正说着,一个学子匆匆跑来:“山长,洛阳来人了,说是礼部的。”
裴度起身,对陈禹道:“一起见见吧。”
来的是礼部祠祭司郎中郑沅,带着两个属吏。郑沅四十出头,是裴度当年的门生,见面便行弟子礼。
“老师清减了。
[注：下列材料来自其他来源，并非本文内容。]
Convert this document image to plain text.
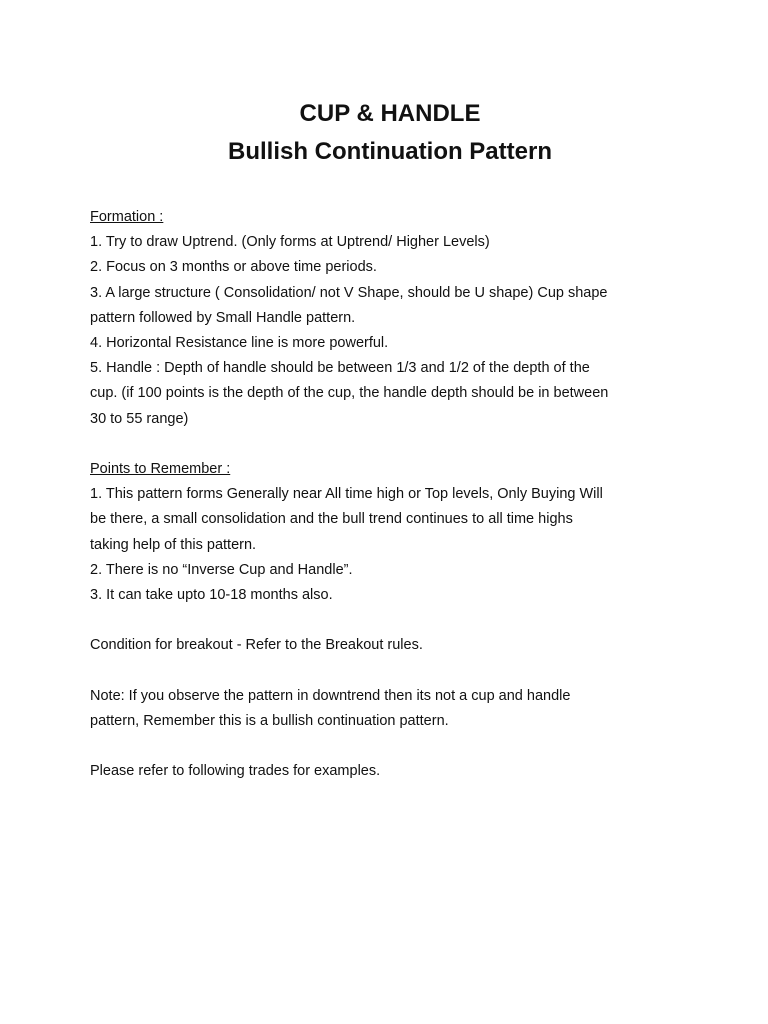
CUP & HANDLE

Bullish Continuation Pattern

Formation :

1. Try to draw Uptrend. (Only forms at Uptrend/ Higher Levels)

2. Focus on 3 months or above time periods.

3. A large structure ( Consolidation/ not V Shape, should be U shape) Cup shape

pattern followed by Small Handle pattern.

4. Horizontal Resistance line is more powerful.

5. Handle : Depth of handle should be between 1/3 and 1/2 of the depth of the

cup. (if 100 points is the depth of the cup, the handle depth should be in between

30 to 55 range)

Points to Remember :

1. This pattern forms Generally near All time high or Top levels, Only Buying Will

be there, a small consolidation and the bull trend continues to all time highs

taking help of this pattern.

2. There is no “Inverse Cup and Handle”.

3. It can take upto 10-18 months also.

Condition for breakout - Refer to the Breakout rules.

Note: If you observe the pattern in downtrend then its not a cup and handle

pattern, Remember this is a bullish continuation pattern.

Please refer to following trades for examples.
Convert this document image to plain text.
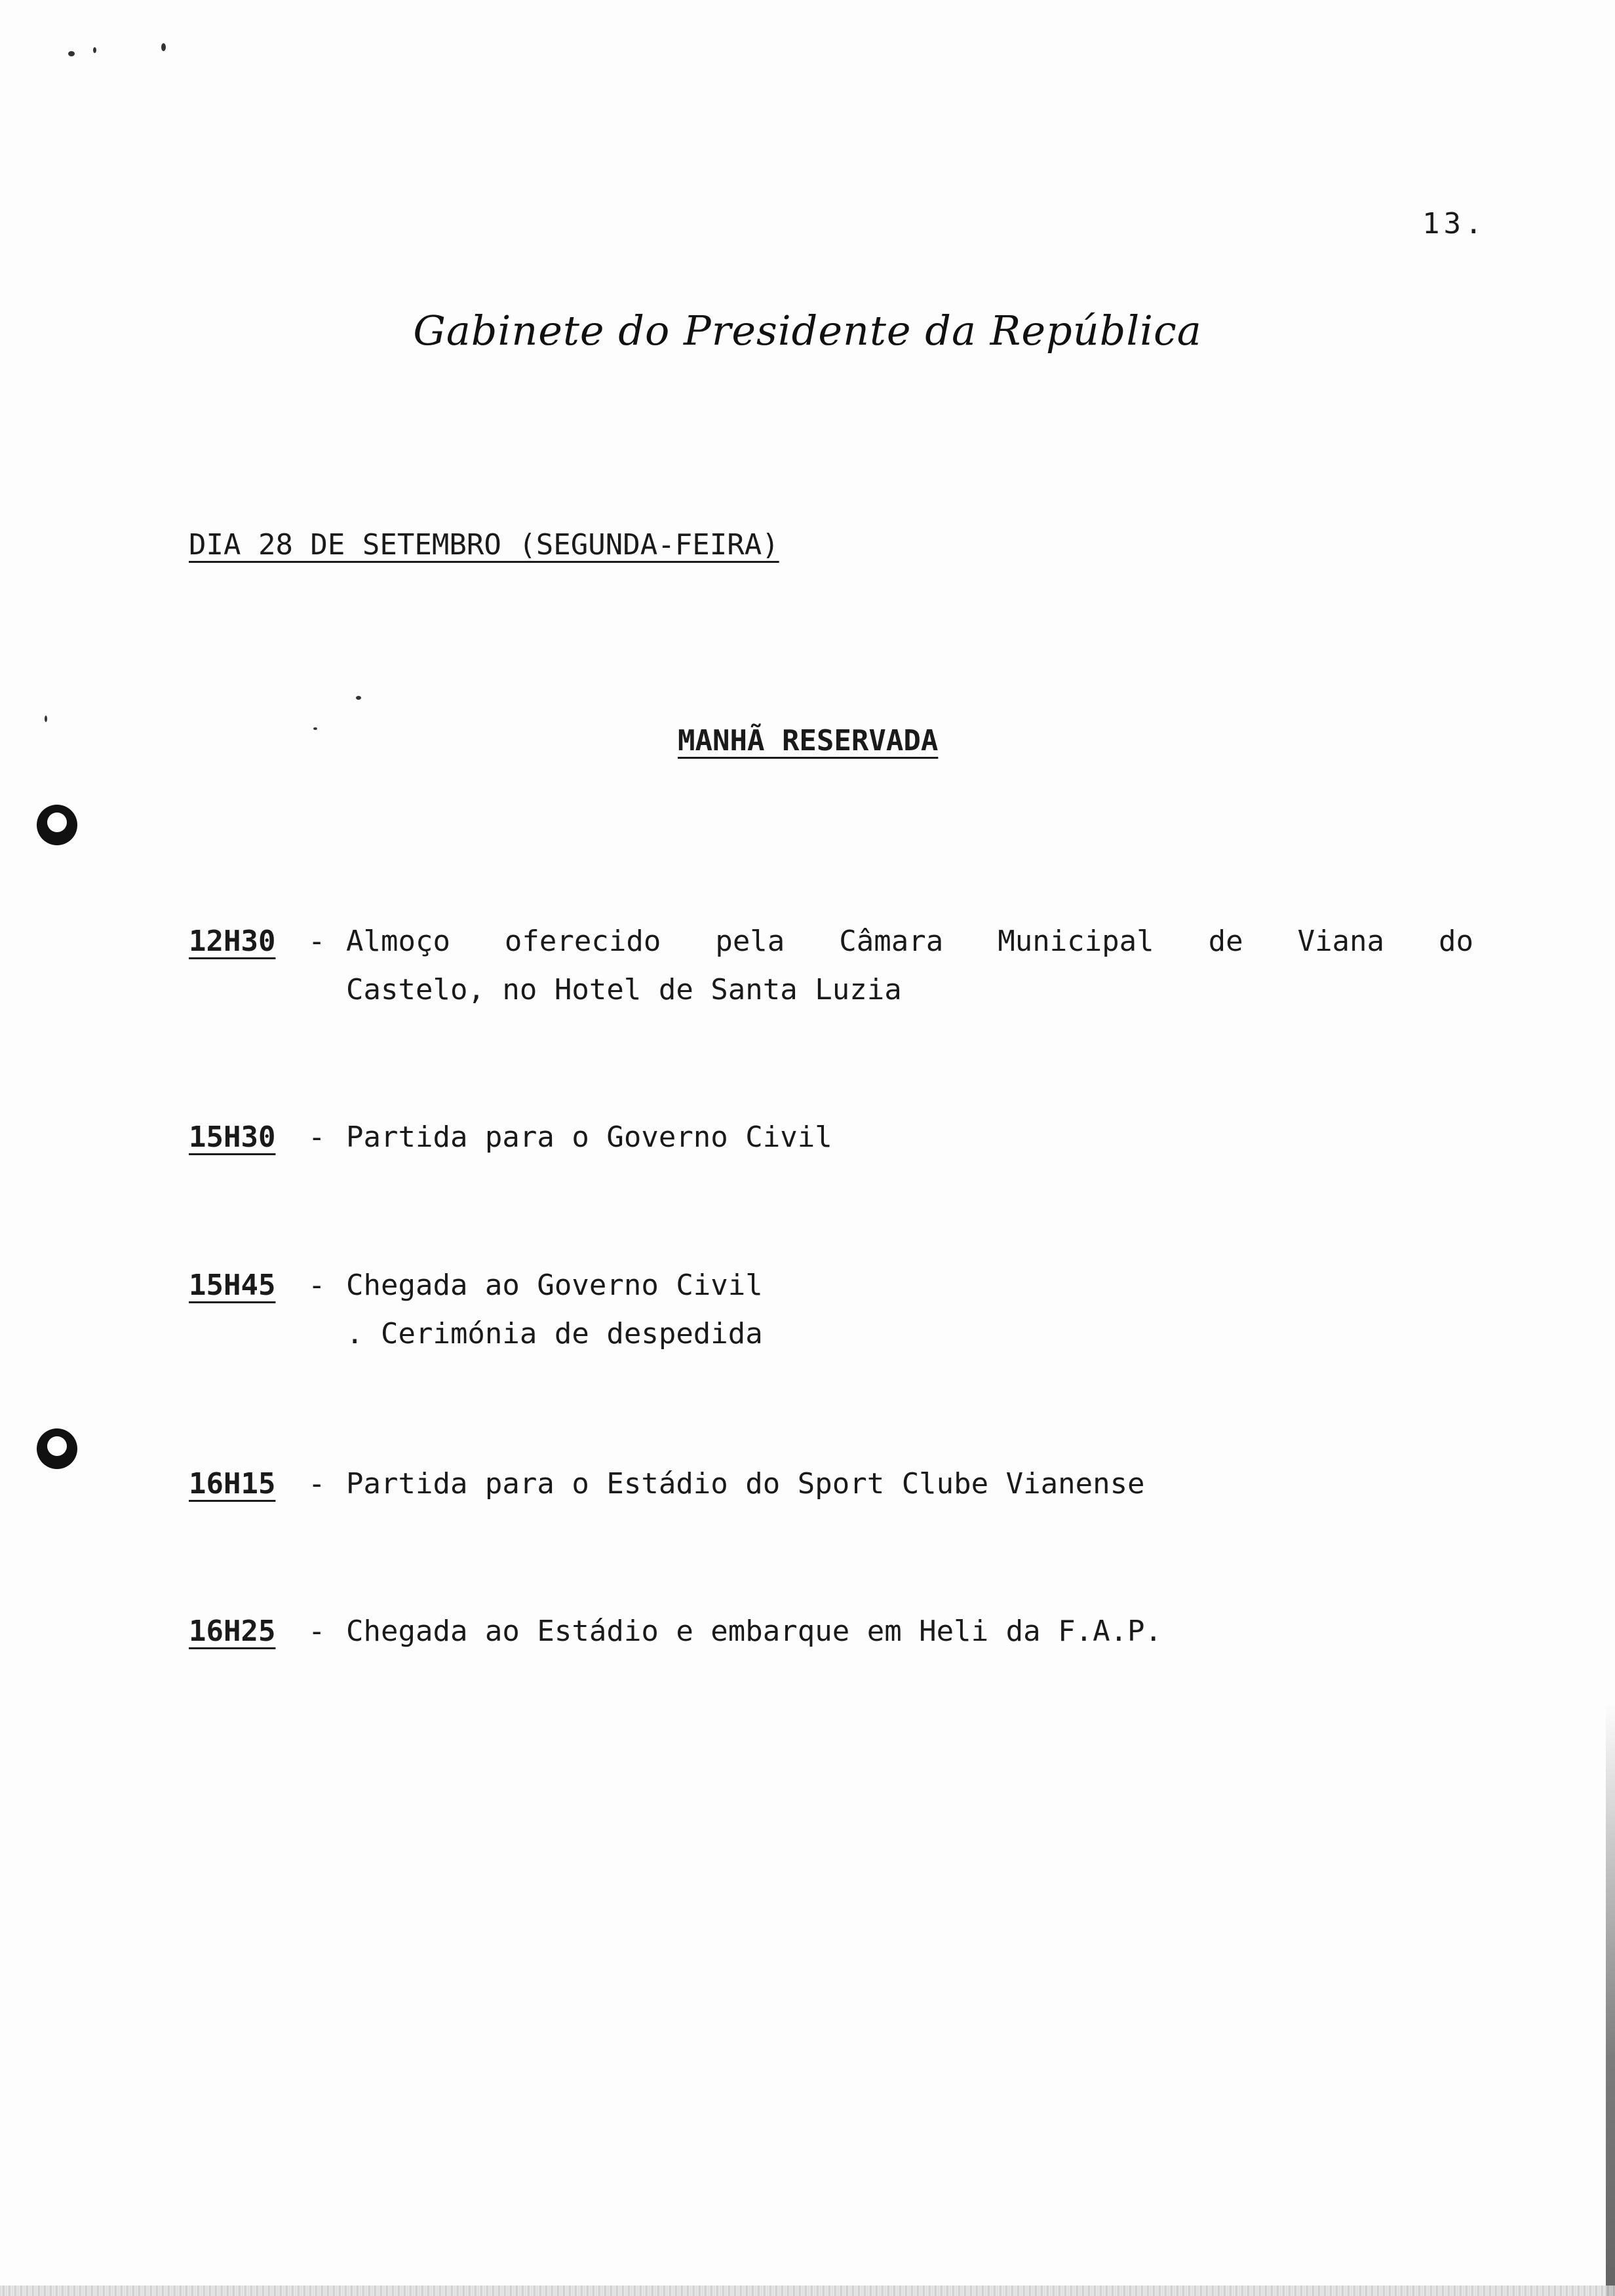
13.
Gabinete do Presidente da República
DIA 28 DE SETEMBRO (SEGUNDA-FEIRA)
MANHÃ RESERVADA
12H30 - Almoço oferecido pela Câmara Municipal de Viana do
Castelo, no Hotel de Santa Luzia
15H30 - Partida para o Governo Civil
15H45 - Chegada ao Governo Civil
. Cerimónia de despedida
16H15 - Partida para o Estádio do Sport Clube Vianense
16H25 - Chegada ao Estádio e embarque em Heli da F.A.P.
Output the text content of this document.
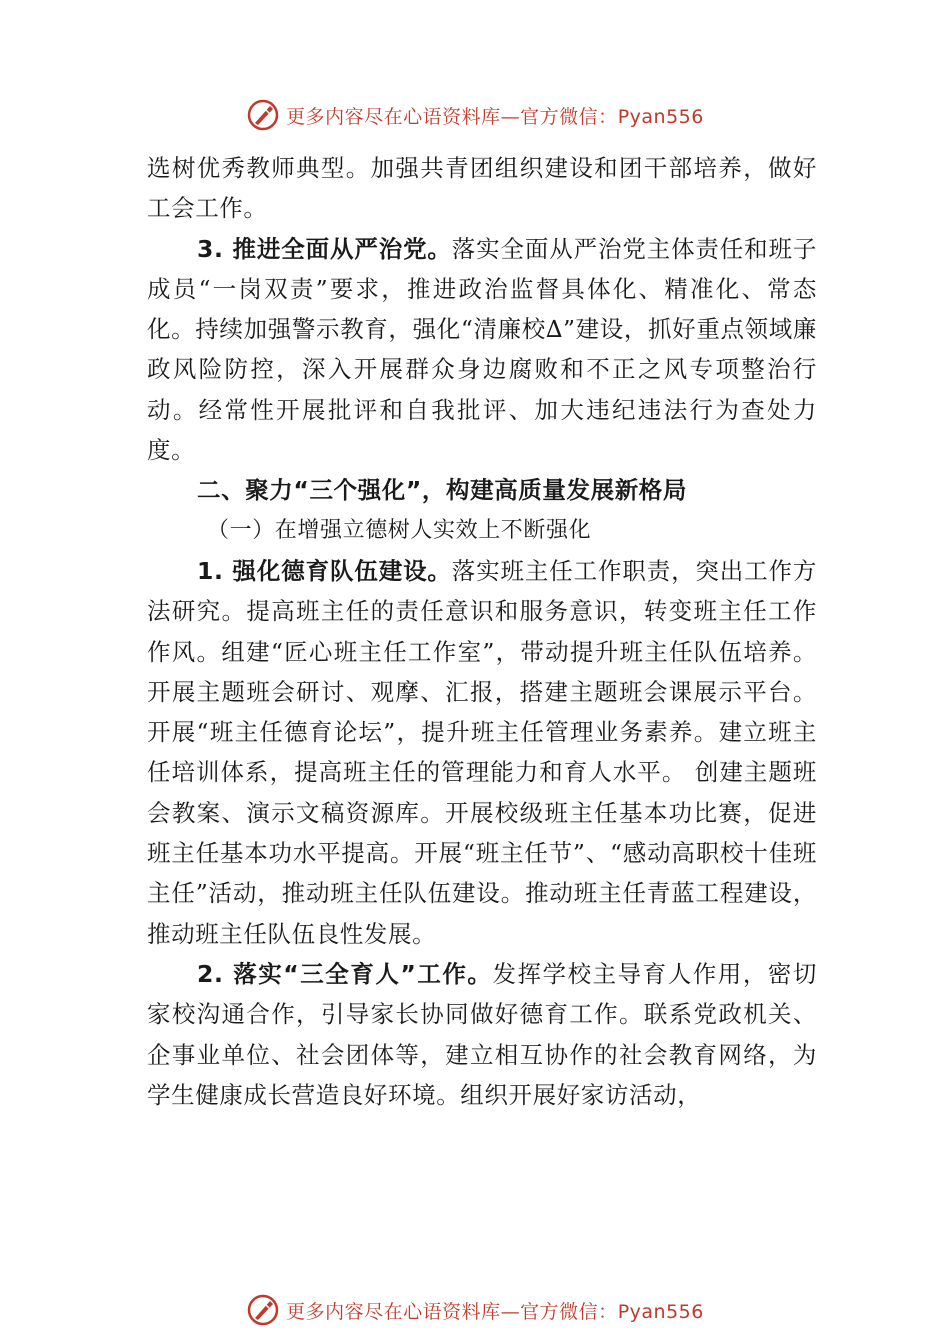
更多内容尽在心语资料库—官方微信：Pyan556

选树优秀教师典型。加强共青团组织建设和团干部培养，做好工会工作。

3. 推进全面从严治党。落实全面从严治党主体责任和班子成员“一岗双责”要求，推进政治监督具体化、精准化、常态化。持续加强警示教育，强化“清廉校∆”建设，抓好重点领域廉政风险防控，深入开展群众身边腐败和不正之风专项整治行动。经常性开展批评和自我批评、加大违纪违法行为查处力度。

二、聚力“三个强化”，构建高质量发展新格局

（一）在增强立德树人实效上不断强化

1. 强化德育队伍建设。落实班主任工作职责，突出工作方法研究。提高班主任的责任意识和服务意识，转变班主任工作作风。组建“匠心班主任工作室”，带动提升班主任队伍培养。开展主题班会研讨、观摩、汇报，搭建主题班会课展示平台。开展“班主任德育论坛”，提升班主任管理业务素养。建立班主任培训体系，提高班主任的管理能力和育人水平。 创建主题班会教案、演示文稿资源库。开展校级班主任基本功比赛，促进班主任基本功水平提高。开展“班主任节”、“感动高职校十佳班主任”活动，推动班主任队伍建设。推动班主任青蓝工程建设，推动班主任队伍良性发展。

2. 落实“三全育人”工作。发挥学校主导育人作用，密切家校沟通合作，引导家长协同做好德育工作。联系党政机关、企事业单位、社会团体等，建立相互协作的社会教育网络，为学生健康成长营造良好环境。组织开展好家访活动，

更多内容尽在心语资料库—官方微信：Pyan556
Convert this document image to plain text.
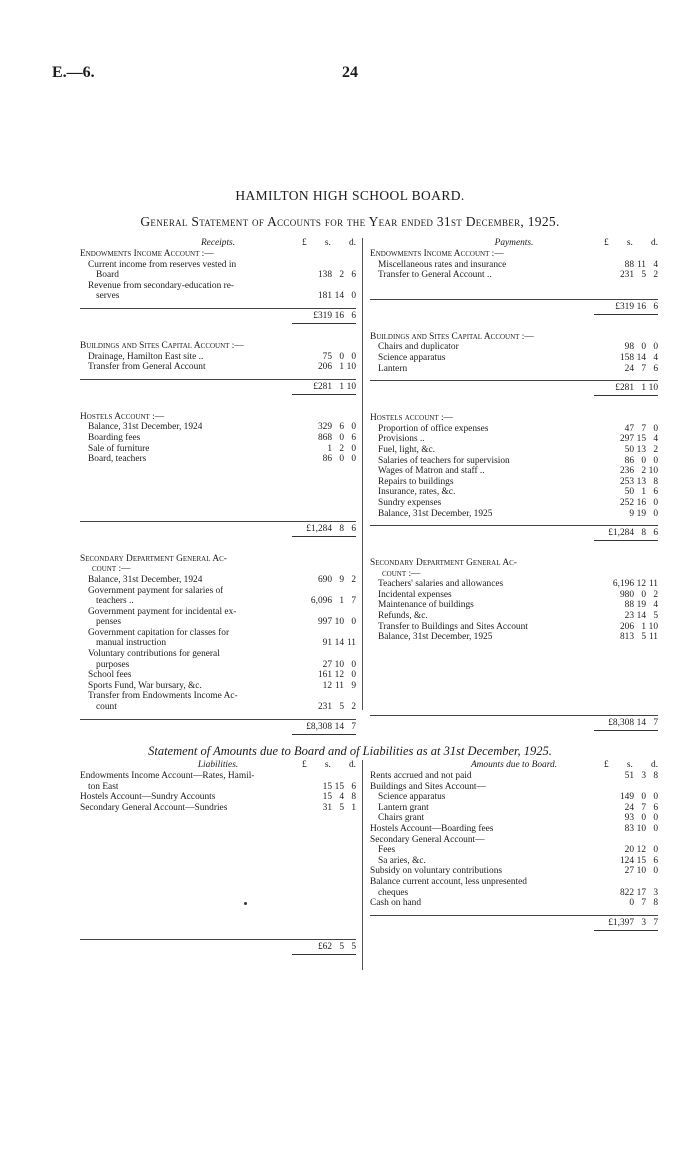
E.—6.	24
HAMILTON HIGH SCHOOL BOARD.
General Statement of Accounts for the Year ended 31st December, 1925.
Receipts.	£ s. d.
Endowments Income Account :—
Current income from reserves vested in
Board	138 2 6
Revenue from secondary-education re-
serves	181 14 0
£319 16 6
Buildings and Sites Capital Account :—
Drainage, Hamilton East site ..	75 0 0
Transfer from General Account	206 1 10
£281 1 10
Hostels Account :—
Balance, 31st December, 1924	329 6 0
Boarding fees	868 0 6
Sale of furniture	1 2 0
Board, teachers	86 0 0
£1,284 8 6
Secondary Department General Ac-
count :—
Balance, 31st December, 1924	690 9 2
Government payment for salaries of
teachers ..	6,096 1 7
Government payment for incidental ex-
penses	997 10 0
Government capitation for classes for
manual instruction	91 14 11
Voluntary contributions for general
purposes	27 10 0
School fees	161 12 0
Sports Fund, War bursary, &c.	12 11 9
Transfer from Endowments Income Ac-
count	231 5 2
£8,308 14 7
Payments.	£ s. d.
Endowments Income Account :—
Miscellaneous rates and insurance	88 11 4
Transfer to General Account ..	231 5 2
£319 16 6
Buildings and Sites Capital Account :—
Chairs and duplicator	98 0 0
Science apparatus	158 14 4
Lantern	24 7 6
£281 1 10
Hostels account :—
Proportion of office expenses	47 7 0
Provisions ..	297 15 4
Fuel, light, &c.	50 13 2
Salaries of teachers for supervision	86 0 0
Wages of Matron and staff ..	236 2 10
Repairs to buildings	253 13 8
Insurance, rates, &c.	50 1 6
Sundry expenses	252 16 0
Balance, 31st December, 1925	9 19 0
£1,284 8 6
Secondary Department General Ac-
count :—
Teachers' salaries and allowances	6,196 12 11
Incidental expenses	980 0 2
Maintenance of buildings	88 19 4
Refunds, &c.	23 14 5
Transfer to Buildings and Sites Account	206 1 10
Balance, 31st December, 1925	813 5 11
£8,308 14 7
Statement of Amounts due to Board and of Liabilities as at 31st December, 1925.
Liabilities.	£ s. d.
Endowments Income Account—Rates, Hamil-
ton East	15 15 6
Hostels Account—Sundry Accounts	15 4 8
Secondary General Account—Sundries	31 5 1
£62 5 5
Amounts due to Board.	£ s. d.
Rents accrued and not paid	51 3 8
Buildings and Sites Account—
Science apparatus	149 0 0
Lantern grant	24 7 6
Chairs grant	93 0 0
Hostels Account—Boarding fees	83 10 0
Secondary General Account—
Fees	20 12 0
Sa aries, &c.	124 15 6
Subsidy on voluntary contributions	27 10 0
Balance current account, less unpresented
cheques	822 17 3
Cash on hand	0 7 8
£1,397 3 7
”郑沅关切道。
“山中清净,正好养性。”裴度笑着引他们到书院的“松风斋”用茶,“郑郎中此来,不只是看望老朽吧?”
郑沅也不绕弯:“确实有事。朝廷拟修订《学规》,想听听各地书院、官学的意见。尚书大人特意嘱咐,一定要来嵩阳书院,听听裴山长的高见。”
“高见谈不上,有些浅见倒可一说。”裴度让助教取来纸笔,“第一条,可否明确官学与私学并重?如今朝廷重视官学,拨钱拨粮,这很好。但私学、书院多有特色,譬如有的重经学,有的重实学,有的专研律法,有的精于算数。若能承认其地位,允许书院学子参加科举,甚至由书院推荐优秀学子直接参加吏部铨选,则天下教育必能百花齐放。”
郑沅认真记录:“这一条,朝中已有议论。有人担心私学会冲击官学……”
“不是冲击,是补充。”裴度摇头,“官学如大江大河,书院如溪流山泉,最后都汇入国家人才之海。譬如我这里有学子,精于水利,曾在汴渠实习三月,写出《汴渠疏浚十议》;有学子通晓胡语,正在译天竺佛经。这些专才,官学未必能培养,但朝廷需要。”
“第二条呢?”
“第二条,可否设立‘书院山长举荐制’?”裴度道,“如今官员致仕,多有学识经验,若他们愿意办学,朝廷可给予一定资助,承认其山长资格,并允许他们举荐优秀学子。这既是对致仕官员的尊重,也能让他们的经验传承下去。”
郑沅眼睛一亮:“这一条妙!其实尚书大人也有此意。如今朝廷新政繁多,许多老臣的经验确实宝贵。”
“第三条,”裴度顿了顿,“是关于科举本身的。如今进士科重诗赋,明经科重背诵,这固然重要,但可否加考‘实务策’?比如给出一个县的水患情状,让考生提出治水之策;或给出一个边市的纠纷案例,让考生依律判决。考的是学以致用的能力。”
陈禹在一旁听得激动,忍不住插话:“若真能如此,学子们读书就不会只死记硬背了!”